Insights from experimental groundwater sapping channels for early Martian hydrological conditions

Terrestrial analogues for morphological features on Mars can be used to estimate periods and nature of liquid surface water, which can be used to abduce early Martian climate conditions. Channels and box-canyons on Mars show morphological element similar to presumed sapping groundwater-fed channels on Earth which are formed under specific hydrological conditions. However the formative mechanisms of such channels, which are key in inferring corresponding climate conditions, are heavily debated even for the terrestrial cases.
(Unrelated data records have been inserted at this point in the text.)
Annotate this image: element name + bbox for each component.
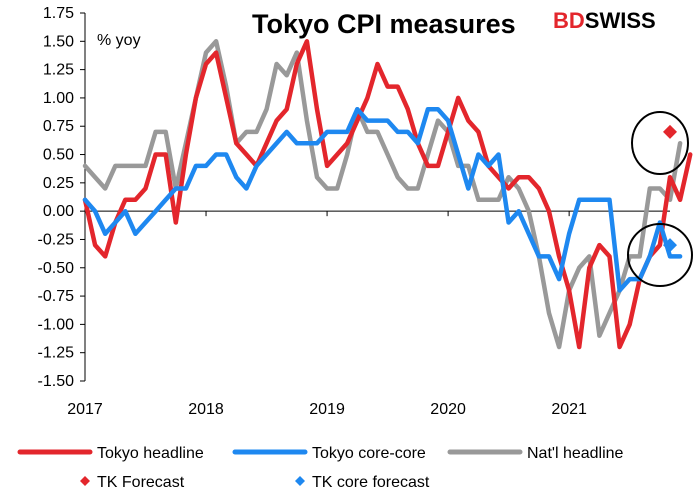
legend-label-2: Nat'l headline [527,445,624,462]
legend-label-3: TK Forecast [97,474,185,491]
forecast-marker-1 [663,238,677,253]
legend-label-4: TK core forecast [312,474,430,491]
x-tick-label: 2017 [67,401,103,418]
legend-swatch-4 [295,476,305,486]
y-tick-label: 0.00 [43,203,74,220]
highlight-circle-headline [631,111,689,175]
legend-label-0: Tokyo headline [97,445,204,462]
y-tick-label: -0.50 [38,260,75,277]
y-tick-label: -0.25 [38,231,75,248]
x-axis: 2017 2018 2019 2020 2021 [67,210,670,418]
y-tick-label: 1.75 [43,5,74,22]
series-layer [82,39,693,350]
y-tick-label: -1.50 [38,373,75,390]
legend-label-1: Tokyo core-core [312,445,426,462]
y-tick-label: 0.75 [43,118,74,135]
unit-label: % yoy [97,32,141,49]
y-tick-label: 0.50 [43,147,74,164]
forecast-markers [663,124,677,253]
x-tick-label: 2019 [309,401,345,418]
x-tick-label: 2021 [551,401,587,418]
y-axis: 1.75 1.50 1.25 1.00 0.75 0.50 0.25 0.00 -0.25 -0.… [38,5,86,390]
y-tick-label: 1.00 [43,90,74,107]
y-tick-label: -1.00 [38,316,75,333]
legend: Tokyo headline Tokyo core-core Nat'l headl… [17,445,624,491]
brand-swiss: SWISS [585,8,656,33]
chart-title: Tokyo CPI measures [252,9,516,39]
series-line-1 [82,106,683,293]
legend-swatch-3 [80,476,90,486]
y-tick-label: 0.25 [43,175,74,192]
brand-logo: BDSWISS [553,8,656,33]
x-tick-label: 2020 [430,401,466,418]
highlight-circle-core [627,223,693,287]
series-line-0 [82,39,693,350]
x-tick-label: 2018 [188,401,224,418]
y-tick-label: -0.75 [38,288,75,305]
svg-text:BDSWISS: BDSWISS [553,8,656,33]
brand-bd: BD [553,8,585,33]
y-tick-label: 1.25 [43,62,74,79]
forecast-marker-0 [663,124,677,139]
y-tick-label: -1.25 [38,345,75,362]
series-line-2 [82,39,683,350]
y-tick-label: 1.50 [43,33,74,50]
Here, we conducted experiments of groundwater sapping systems and similar hydrological systems are created in a laboratory facility to acquire detailed insights in the hydrological and morphological processes related to groundwater sapping. The experiments were carried out in a 0.4 m by 1.5 m and a 1.2 m by 5 m setup. Sapping channels were produced within a few hours allowing tests with various boundary conditions. Larger grain sizes result in higher hydraulic conductivity but lower sediment mobility. In order to establish similar morphologies as in reality, the experiments were scaled to dimensionless sediment mobility by varying slope and using lightweight plastic sediment. Hydraulic conductivity was scaled using sediments with different grain sizes and grain-size distributions. The parameter space and potential scaling effects were further explored by hydrological modelling in Hydrus-2D. The experiments show that groundwater sapping induces a combination of mass-movement and fluvial processes which results in distinct areas with characteristic morphological features, namely a collapsing head wall with slumps, a low-sloping area characterised by debris flows induced by the actual groundwater sapping and an area further downstream with fluvial activity as the flow reaches velocities above the threshold of motion. The observed experimental morphologies correspond qualitatively well with morphologies found on Mars and Earth and are useful analogues for Martian channels. Ongoing experimental and numerical work relates scaled and Martian morphology to the properties of the sediments and the necessary and sufficient hydrological boundary conditions.